I wanted to reach in and touch, make the leg bend with my finger, but I sensed Grandma’s silence. She had drawn back in the stiffest disapproval, her whiskery mouth pursed. ‘The child doesn’t need to see that,’ she said sharply.
The man dropped the tails over the bodies, and smiled down at me. ‘They can get pretty banged up, out here in the bush. Every so often we go round and collect ’em all up, make ’em pretty again, and p
ut them back out all fresh.’
Grandma drew in her breath to speak, but he said to her, ‘I’ve always believed in giving it to ’em straight, little kids.’
‘Well!’
‘Yeah. Best to let ’em see things as they are. They can take it.’
‘Oh, you think so,’ said Grandma.
He winked at me and walked on past us, down the road, his flounced bird-skirt setting up its fine rustling. I turned to watch him.
‘Come along, Daphne,’ said Grandma up ahead.
I caught up with her and we topped the hill into the full orange blast of the sunset.

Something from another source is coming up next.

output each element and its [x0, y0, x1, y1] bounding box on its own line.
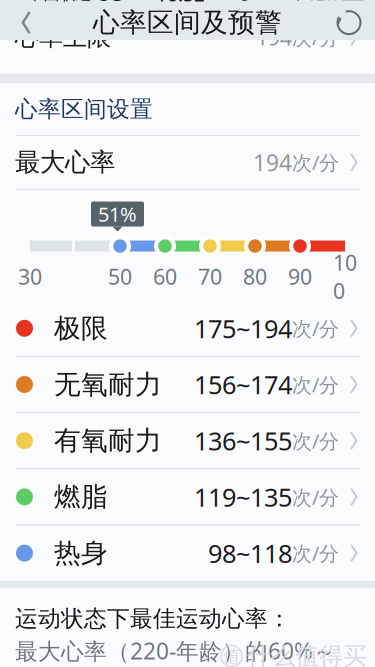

‘Those people aren’t meant to be seen,’ she puffed. ‘Not by residents, not once induction’s complete. I shall write a letter to management.’
‘Why? What would management do?’
‘Put him in his place, I hope. Out of sight.’
I looked back down the hill. He already was out of sight. The white road was empty, slipping away into the dusky bush.
‘THAT CLOUD’S THICKENING,’ said Irini, peering out the Old Girl’s windscreen.
I didn’t answer. I felt ratty. Mum and Pruitt together always made me feel ratty, even without Greville’s pollutants and my usual overreaction to the injections. And now I had to ferry Irini home. Mum and Pruitt had only paid to bring Grandma to Greville. They hadn’t bought Irini a return trip.
Well, we knew you’d be going that way anyway, darling, said Pruitt.
It just would’ve been nice for someone to tell me, I’d muttered. Ahead of time.
You’ll be fine. She’s a nice old thing.
Pruitt was already light on her feet anticipating the trip home, the music, the communing. They spoke their own language together, those two. They might look like sides of beef, but they gushed at each other like Victorian spinster poets. If we’d all lived in the same town, and all come out together as a funeral party should—as blood relations, most of us—I’d be throwing up by now, having listened to that all the way.